MIAMI — For nearly a year, Tania deLuzuriaga covered the nation's fourth-largest school district for the Miami Herald.
Now, the former education reporter finds herself at the center of another news story: a simmering scandal over the nature of her relationship with the man who turned down the Pinellas superintendent's job and became Miami-Dade's school chief Friday.
A series of e-mail exchanges last year between deLuzuriaga and Alberto Carvalho, then an associate superintendent, reveal not only romantic ties but also their attempts to boost each other's professional careers.
It is not clear if the nearly two dozen e-mails are authentic. Carvalho, who has denied any romantic relationship, at first questioned the legitimacy of the e-mails, but Friday he said it was possible they are authentic. He said he does not remember getting any explicit messages from deLuzuriaga and might simply have never read them.
DeLuzuriaga, who left the Herald in September 2007 for the Boston Globe, declined to comment, as did the Globe's editor, Martin Baron.
The e-mails, most of them from the reporter to Carvalho, include some explicit sexual language and her complaints about the relationship apparently cooling off. Some also discuss their professional relationship. In one e-mail, deLuzuriaga purportedly wrote to Carvalho about her coverage of the looming budget crisis in August 2007 and stressed the importance of working as partners.
"I have not been as sensitive to your position and helping you as you have been to me," deLuzuriaga purportedly wrote in an Aug. 8, 2007, e-mail to Carvalho. "But you're right — if it doesn't compromise us professionally, we ought to act in ways that help one another … and it is important for you in this political climate."
The Herald reviewed about 24 e-mails, mostly written by the reporter through personal and company e-mail accounts, and about 110 published stories authored by deLuzuriaga in 2007.
Her stories seemed generally neutral. Carvalho, who spoke for the school district as part of his duties, was quoted in about 30 of them.
The Herald's newsroom ethics policy says reporters and editors "must avoid outside relationships, business involvements and personal dealings that are in conflict or may have the appearance of conflict with our roles at work." When conflicts arise, reporters and editors are required to inform editors.

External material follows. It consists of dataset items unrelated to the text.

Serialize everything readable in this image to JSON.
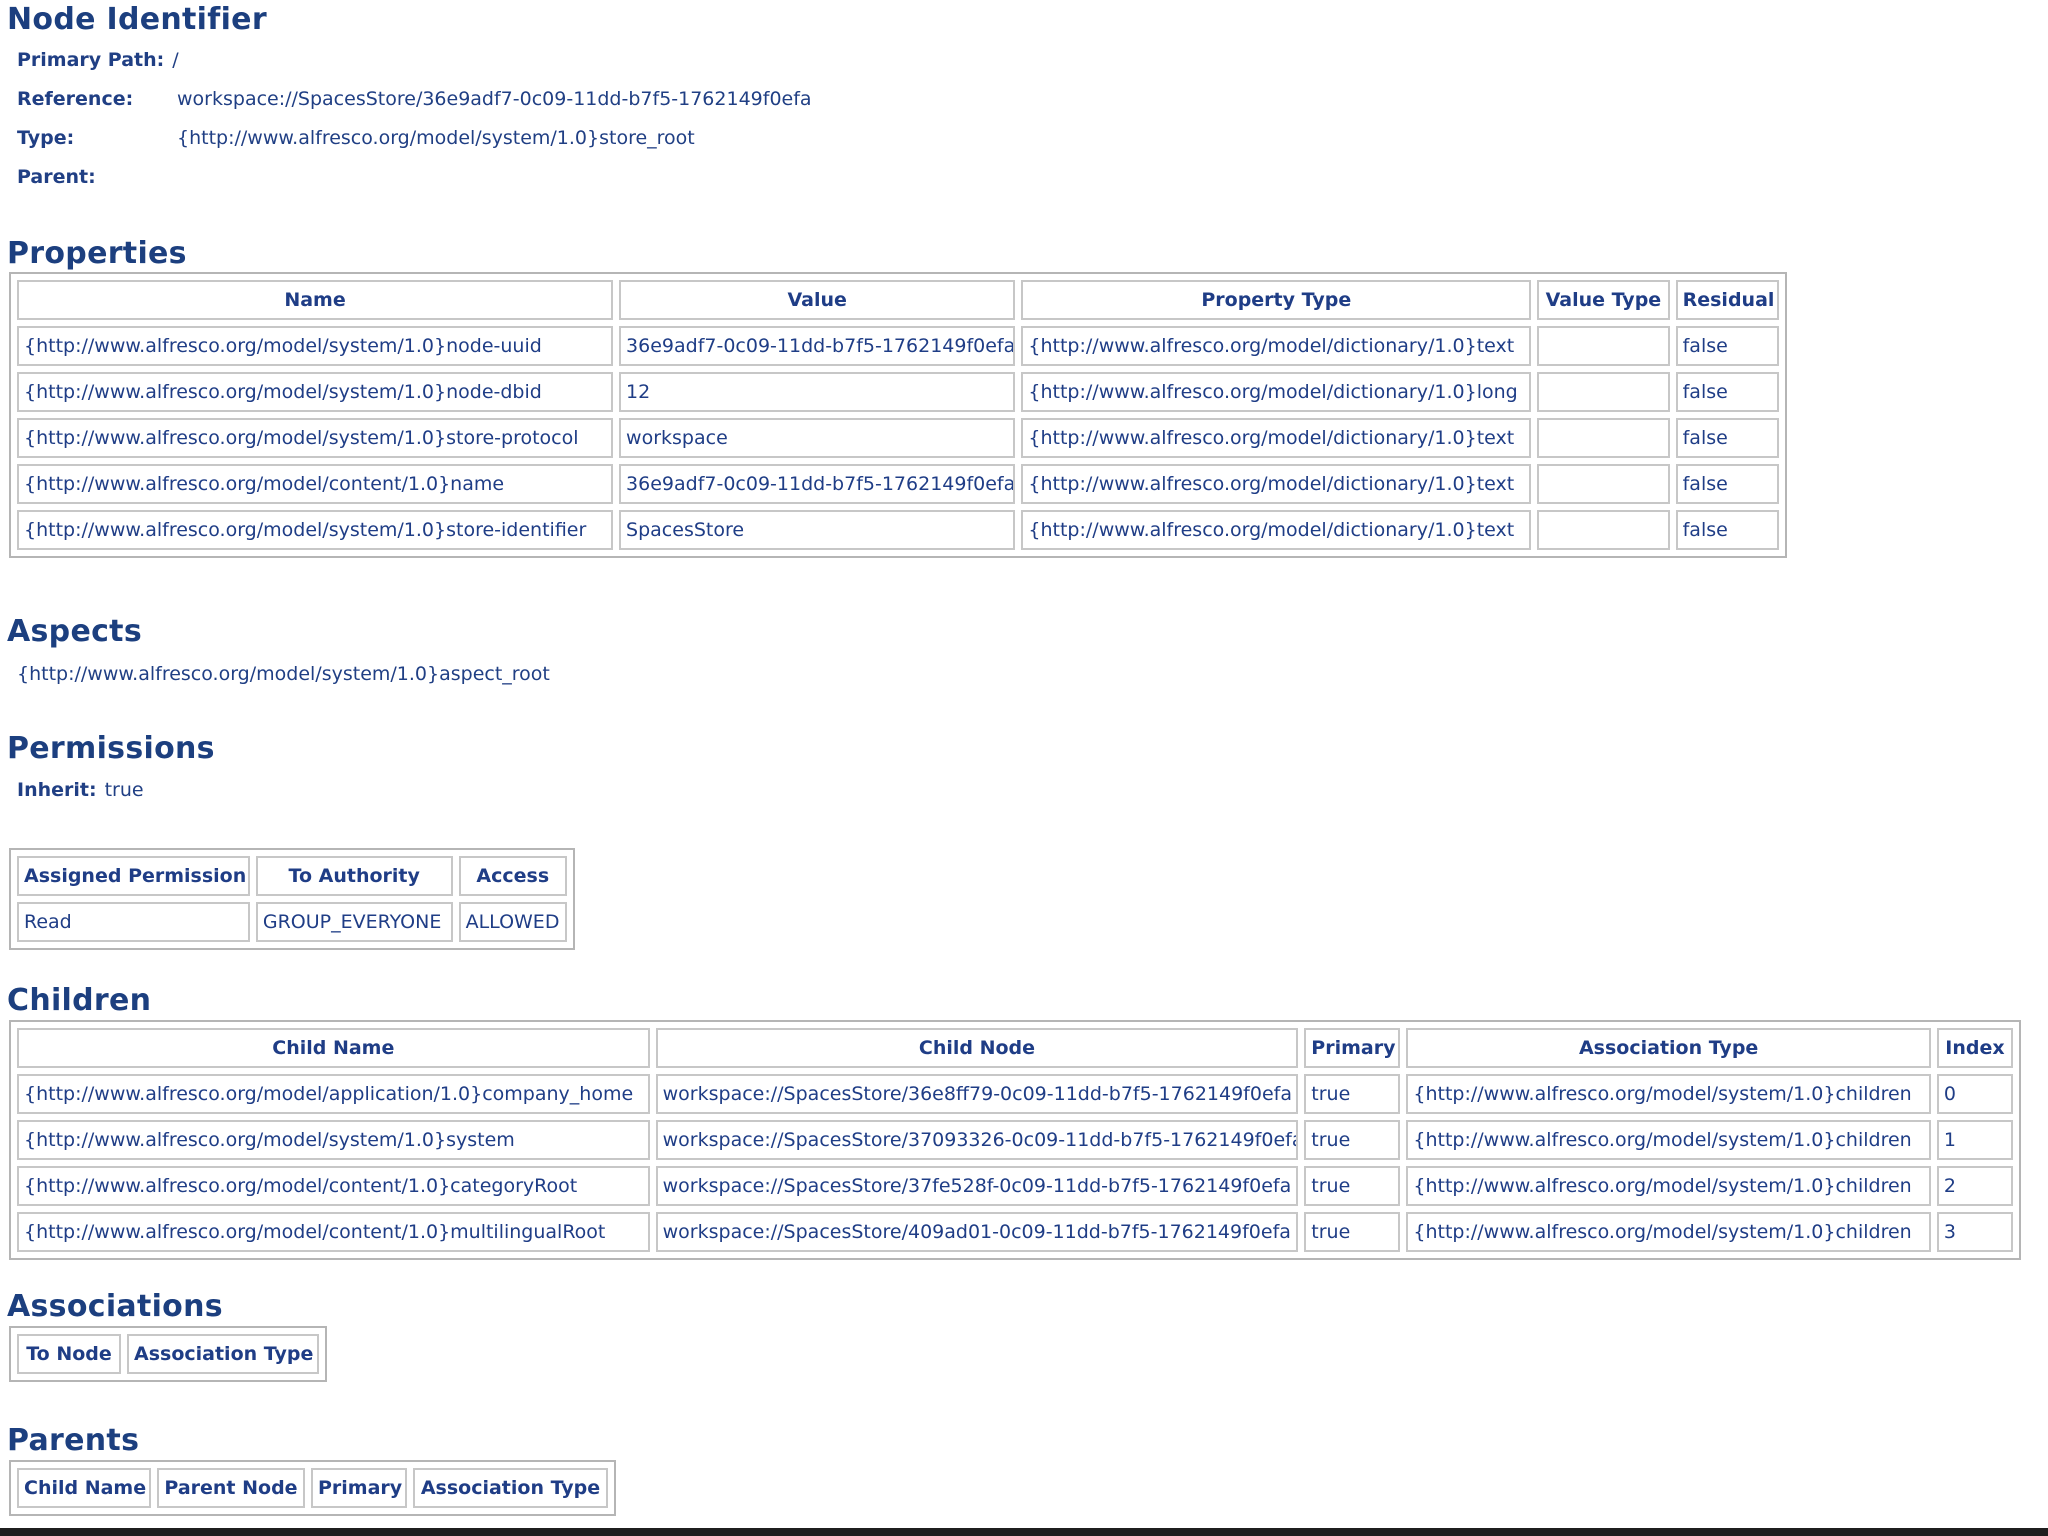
{
  "node_identifier": {
    "title": "Node Identifier",
    "primary_path_label": "Primary Path:",
    "primary_path_value": "/",
    "reference_label": "Reference:",
    "reference_value": "workspace://SpacesStore/36e9adf7-0c09-11dd-b7f5-1762149f0efa",
    "type_label": "Type:",
    "type_value": "{http://www.alfresco.org/model/system/1.0}store_root",
    "parent_label": "Parent:",
    "parent_value": ""
  },
  "properties": {
    "title": "Properties",
    "headers": [
      "Name",
      "Value",
      "Property Type",
      "Value Type",
      "Residual"
    ],
    "rows": [
      [
        "{http://www.alfresco.org/model/system/1.0}node-uuid",
        "36e9adf7-0c09-11dd-b7f5-1762149f0efa",
        "{http://www.alfresco.org/model/dictionary/1.0}text",
        "",
        "false"
      ],
      [
        "{http://www.alfresco.org/model/system/1.0}node-dbid",
        "12",
        "{http://www.alfresco.org/model/dictionary/1.0}long",
        "",
        "false"
      ],
      [
        "{http://www.alfresco.org/model/system/1.0}store-protocol",
        "workspace",
        "{http://www.alfresco.org/model/dictionary/1.0}text",
        "",
        "false"
      ],
      [
        "{http://www.alfresco.org/model/content/1.0}name",
        "36e9adf7-0c09-11dd-b7f5-1762149f0efa",
        "{http://www.alfresco.org/model/dictionary/1.0}text",
        "",
        "false"
      ],
      [
        "{http://www.alfresco.org/model/system/1.0}store-identifier",
        "SpacesStore",
        "{http://www.alfresco.org/model/dictionary/1.0}text",
        "",
        "false"
      ]
    ]
  },
  "aspects": {
    "title": "Aspects",
    "items": [
      "{http://www.alfresco.org/model/system/1.0}aspect_root"
    ]
  },
  "permissions": {
    "title": "Permissions",
    "inherit_label": "Inherit:",
    "inherit_value": "true",
    "headers": [
      "Assigned Permission",
      "To Authority",
      "Access"
    ],
    "rows": [
      [
        "Read",
        "GROUP_EVERYONE",
        "ALLOWED"
      ]
    ]
  },
  "children": {
    "title": "Children",
    "headers": [
      "Child Name",
      "Child Node",
      "Primary",
      "Association Type",
      "Index"
    ],
    "rows": [
      [
        "{http://www.alfresco.org/model/application/1.0}company_home",
        "workspace://SpacesStore/36e8ff79-0c09-11dd-b7f5-1762149f0efa",
        "true",
        "{http://www.alfresco.org/model/system/1.0}children",
        "0"
      ],
      [
        "{http://www.alfresco.org/model/system/1.0}system",
        "workspace://SpacesStore/37093326-0c09-11dd-b7f5-1762149f0efa",
        "true",
        "{http://www.alfresco.org/model/system/1.0}children",
        "1"
      ],
      [
        "{http://www.alfresco.org/model/content/1.0}categoryRoot",
        "workspace://SpacesStore/37fe528f-0c09-11dd-b7f5-1762149f0efa",
        "true",
        "{http://www.alfresco.org/model/system/1.0}children",
        "2"
      ],
      [
        "{http://www.alfresco.org/model/content/1.0}multilingualRoot",
        "workspace://SpacesStore/409ad01-0c09-11dd-b7f5-1762149f0efa",
        "true",
        "{http://www.alfresco.org/model/system/1.0}children",
        "3"
      ]
    ]
  },
  "associations": {
    "title": "Associations",
    "headers": [
      "To Node",
      "Association Type"
    ]
  },
  "parents": {
    "title": "Parents",
    "headers": [
      "Child Name",
      "Parent Node",
      "Primary",
      "Association Type"
    ]
  }
}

"If these e-mails are real, this violates some of the most basic rules of our profession," said Herald executive editor Anders Gyllenhaal.

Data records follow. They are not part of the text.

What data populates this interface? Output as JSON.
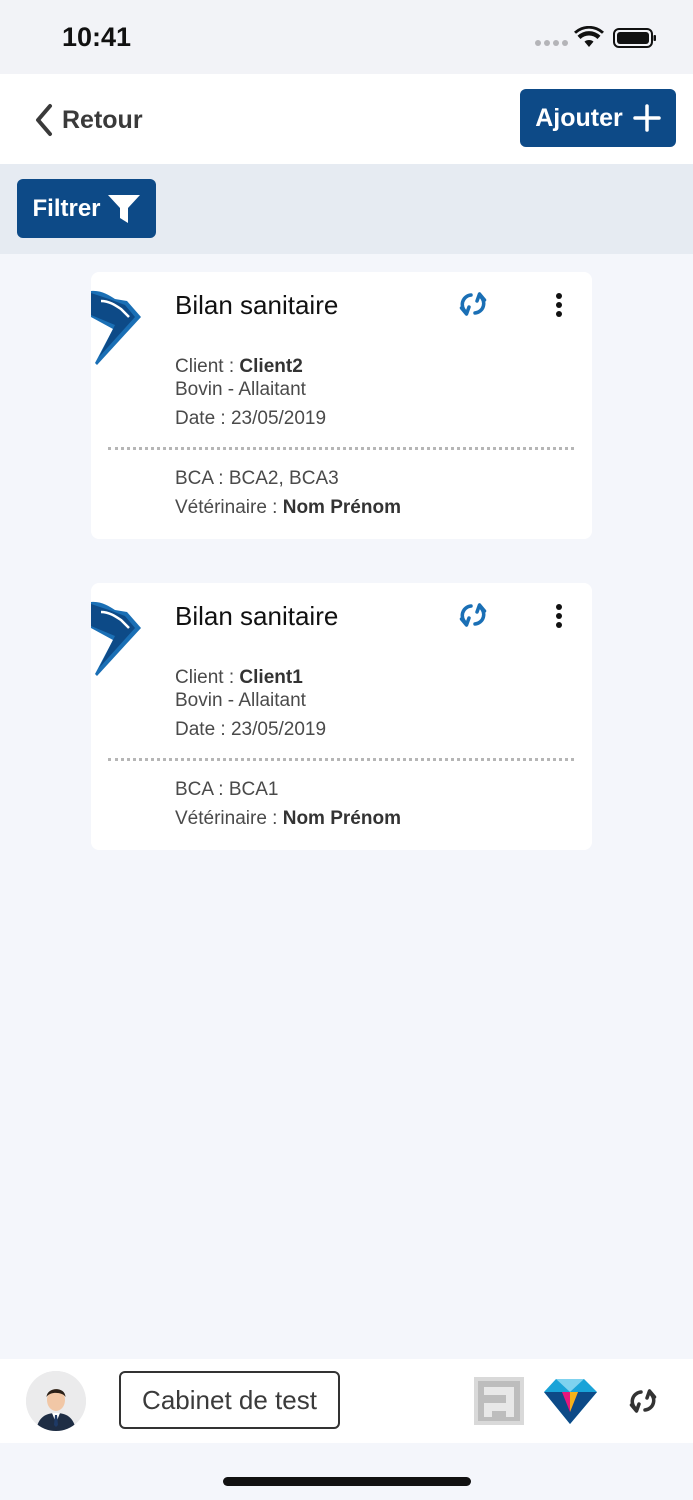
{
  "status_bar": {
    "time": "10:41"
  },
  "nav": {
    "back_label": "Retour",
    "add_label": "Ajouter"
  },
  "filter": {
    "label": "Filtrer"
  },
  "cards": [
    {
      "title": "Bilan sanitaire",
      "client_label": "Client : ",
      "client_value": "Client2",
      "species": "Bovin - Allaitant",
      "date": "Date : 23/05/2019",
      "bca": "BCA : BCA2, BCA3",
      "vet_label": "Vétérinaire : ",
      "vet_value": "Nom Prénom"
    },
    {
      "title": "Bilan sanitaire",
      "client_label": "Client : ",
      "client_value": "Client1",
      "species": "Bovin - Allaitant",
      "date": "Date : 23/05/2019",
      "bca": "BCA : BCA1",
      "vet_label": "Vétérinaire : ",
      "vet_value": "Nom Prénom"
    }
  ],
  "bottom_bar": {
    "cabinet_label": "Cabinet de test"
  },
  "colors": {
    "primary": "#0d4a87",
    "accent_blue": "#1a6fb5",
    "background": "#f4f6fb",
    "filter_bar": "#e6ebf2"
  },
  "icons": {
    "back": "chevron-left-icon",
    "add": "plus-icon",
    "filter": "funnel-icon",
    "sync": "sync-icon",
    "menu": "vertical-dots-icon"
  }
}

In an e-mail deLuzuriaga purportedly sent after writing a story about the School Board's meeting on Aug. 1, 2007, she assured Carvalho that she understood his view on coverage:
"I see your point about the quotes and giving credit … and I ask for your understanding when I miss the opportunity," the e-mail reads. "It's not intentional — you know that."
The e-mail messages came to light last week when they began circulating among School Board members and district employees and were posted on the Internet.
A law professor who runs an ethics center at the University of Miami said the e-mails show serious ethical lapses on both sides.
"Assuming that the e-mails are accurate, they demonstrate that the reporter by her own repeated acknowledgment compromised both her objectivity and impartiality in reporting as a result of her personal relationship with Carvalho," said Tony Alfieri, director of UM's Center for Ethics and Public Service. "Equally disturbing, it seems clear that she again by her own admission worked diligently to advance Carvalho's professional and career interests."
Kelly McBride, who oversees the ethics program at the Poynter Institute for Media Studies, a journalism training center in St. Petersburg, also said the relationship, if it existed, raises troubling questions about both the reporter and the school administrator.
"You have a reporter with a significant conflict of interest who is violating all sorts of policies and potentially allowing that conflict to affect coverage of the news," McBride said.
The superintendent, she said, also would have to explain to his bosses — School Board members, parents and taxpayers — why the behavior alleged in the e-mails is appropriate for a senior school official.
"If this were a teacher or a principal of a high school, you would certainly be concerned," she said. "This type of behavior goes to questions of character."